Jornal Pires Rural – Edição 222 | SÃO PAULO, Novembro de 2018 | Ano XIII
Seminário Internacional “Conexão Comida; saberes e práticas na alimentação”, evento organizado pelo Sesc São Paulo, contou com a presença de Fábio Gomes, nutricionista, pós-doutor em nutrição, doutor em saúde coletiva, mestre em estudos populacionais e pesquisas sociais. Atualmente, Fábio é assessor regional de nutrição e atividade física para as Américas da Organização Pan-americana de Saúde e da Organização Mundial da Saúde (OMS). O nutricionista participou do Seminário através da conferência: ‘Alimentação em favor da comida, do comer e da vida’. Acompanhe abaixo relatos da palestra.

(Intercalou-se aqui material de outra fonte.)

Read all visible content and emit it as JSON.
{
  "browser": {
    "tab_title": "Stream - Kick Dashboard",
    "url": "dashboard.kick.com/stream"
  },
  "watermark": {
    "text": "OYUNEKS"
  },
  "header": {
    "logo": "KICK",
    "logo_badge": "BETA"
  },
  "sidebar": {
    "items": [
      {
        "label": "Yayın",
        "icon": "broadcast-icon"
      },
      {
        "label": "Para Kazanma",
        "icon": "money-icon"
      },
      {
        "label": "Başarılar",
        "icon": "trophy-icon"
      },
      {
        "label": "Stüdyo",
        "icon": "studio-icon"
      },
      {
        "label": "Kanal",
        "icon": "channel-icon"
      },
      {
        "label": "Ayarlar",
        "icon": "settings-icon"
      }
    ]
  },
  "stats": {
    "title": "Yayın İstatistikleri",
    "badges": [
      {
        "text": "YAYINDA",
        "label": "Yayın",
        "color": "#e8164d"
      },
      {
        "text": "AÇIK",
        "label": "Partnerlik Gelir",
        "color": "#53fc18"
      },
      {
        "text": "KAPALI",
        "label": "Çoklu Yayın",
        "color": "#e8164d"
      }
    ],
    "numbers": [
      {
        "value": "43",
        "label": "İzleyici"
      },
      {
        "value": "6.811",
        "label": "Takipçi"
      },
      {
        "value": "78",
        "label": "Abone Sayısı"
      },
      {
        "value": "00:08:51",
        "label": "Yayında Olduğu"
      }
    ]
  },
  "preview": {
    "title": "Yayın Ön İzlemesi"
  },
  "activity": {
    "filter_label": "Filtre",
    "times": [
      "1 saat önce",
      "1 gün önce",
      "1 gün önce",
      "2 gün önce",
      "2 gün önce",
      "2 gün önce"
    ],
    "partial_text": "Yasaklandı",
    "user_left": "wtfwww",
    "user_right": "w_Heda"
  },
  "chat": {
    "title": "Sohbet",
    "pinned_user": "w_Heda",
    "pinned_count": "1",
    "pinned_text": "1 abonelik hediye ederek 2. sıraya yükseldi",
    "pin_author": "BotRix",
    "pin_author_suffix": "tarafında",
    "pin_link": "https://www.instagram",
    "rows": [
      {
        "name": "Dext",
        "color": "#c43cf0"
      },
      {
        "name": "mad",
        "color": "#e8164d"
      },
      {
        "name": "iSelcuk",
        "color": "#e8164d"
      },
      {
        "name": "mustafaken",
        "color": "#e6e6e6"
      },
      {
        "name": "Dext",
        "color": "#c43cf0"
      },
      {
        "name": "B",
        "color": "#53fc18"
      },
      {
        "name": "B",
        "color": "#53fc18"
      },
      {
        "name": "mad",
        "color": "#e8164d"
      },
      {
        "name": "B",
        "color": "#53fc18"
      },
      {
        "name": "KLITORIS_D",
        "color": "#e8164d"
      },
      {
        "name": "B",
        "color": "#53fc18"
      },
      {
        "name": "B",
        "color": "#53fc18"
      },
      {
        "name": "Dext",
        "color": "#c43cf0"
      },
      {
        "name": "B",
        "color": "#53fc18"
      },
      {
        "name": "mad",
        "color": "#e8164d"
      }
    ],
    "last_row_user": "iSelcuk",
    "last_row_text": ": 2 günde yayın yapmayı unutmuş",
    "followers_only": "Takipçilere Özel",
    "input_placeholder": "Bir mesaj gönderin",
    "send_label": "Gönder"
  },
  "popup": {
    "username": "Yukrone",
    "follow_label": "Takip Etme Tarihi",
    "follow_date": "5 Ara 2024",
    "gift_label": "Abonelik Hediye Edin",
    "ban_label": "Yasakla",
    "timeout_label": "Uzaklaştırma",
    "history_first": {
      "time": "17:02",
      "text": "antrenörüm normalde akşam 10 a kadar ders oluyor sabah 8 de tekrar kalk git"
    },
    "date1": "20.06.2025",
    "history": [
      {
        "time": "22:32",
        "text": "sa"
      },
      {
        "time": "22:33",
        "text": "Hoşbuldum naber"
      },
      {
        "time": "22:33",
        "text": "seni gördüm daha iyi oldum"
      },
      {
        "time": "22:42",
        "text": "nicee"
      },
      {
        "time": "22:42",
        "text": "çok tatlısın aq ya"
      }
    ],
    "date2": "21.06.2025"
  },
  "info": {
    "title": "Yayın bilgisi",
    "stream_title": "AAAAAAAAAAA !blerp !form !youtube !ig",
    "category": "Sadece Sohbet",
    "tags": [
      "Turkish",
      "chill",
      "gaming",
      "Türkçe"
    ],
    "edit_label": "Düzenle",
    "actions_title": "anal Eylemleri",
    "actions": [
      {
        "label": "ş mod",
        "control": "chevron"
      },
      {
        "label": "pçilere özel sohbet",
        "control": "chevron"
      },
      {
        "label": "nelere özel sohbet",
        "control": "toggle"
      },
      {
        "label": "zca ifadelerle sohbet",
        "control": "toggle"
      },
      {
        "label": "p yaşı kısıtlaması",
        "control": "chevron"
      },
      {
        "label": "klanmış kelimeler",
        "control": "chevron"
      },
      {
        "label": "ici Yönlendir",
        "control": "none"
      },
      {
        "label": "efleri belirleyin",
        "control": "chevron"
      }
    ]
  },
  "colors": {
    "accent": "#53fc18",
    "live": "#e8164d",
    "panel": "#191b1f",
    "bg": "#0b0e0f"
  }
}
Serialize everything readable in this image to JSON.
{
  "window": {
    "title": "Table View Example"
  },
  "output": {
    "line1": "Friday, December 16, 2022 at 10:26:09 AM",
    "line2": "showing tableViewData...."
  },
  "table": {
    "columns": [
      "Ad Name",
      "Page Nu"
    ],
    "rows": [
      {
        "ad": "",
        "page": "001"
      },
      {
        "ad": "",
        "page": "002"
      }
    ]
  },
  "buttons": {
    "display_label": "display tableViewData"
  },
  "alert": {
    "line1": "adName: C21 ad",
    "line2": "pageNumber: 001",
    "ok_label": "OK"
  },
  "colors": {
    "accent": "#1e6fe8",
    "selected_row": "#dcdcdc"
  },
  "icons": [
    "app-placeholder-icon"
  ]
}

“É muito difícil organizar uma fala sobre o comer, sobre a vida e essas relações, de uma forma linear. Quero iniciar falando de como chegamos a discutir a alimentação e os problemas relacionados, que não é só da nutrição, de outras ciências, não é só da saúde. É um problema que, de fato, ganha toda a sociedade e vários atores da sociedade começaram a discutir essa questão da alimentação como um problema e também pensar as possíveis soluções”, pontuou.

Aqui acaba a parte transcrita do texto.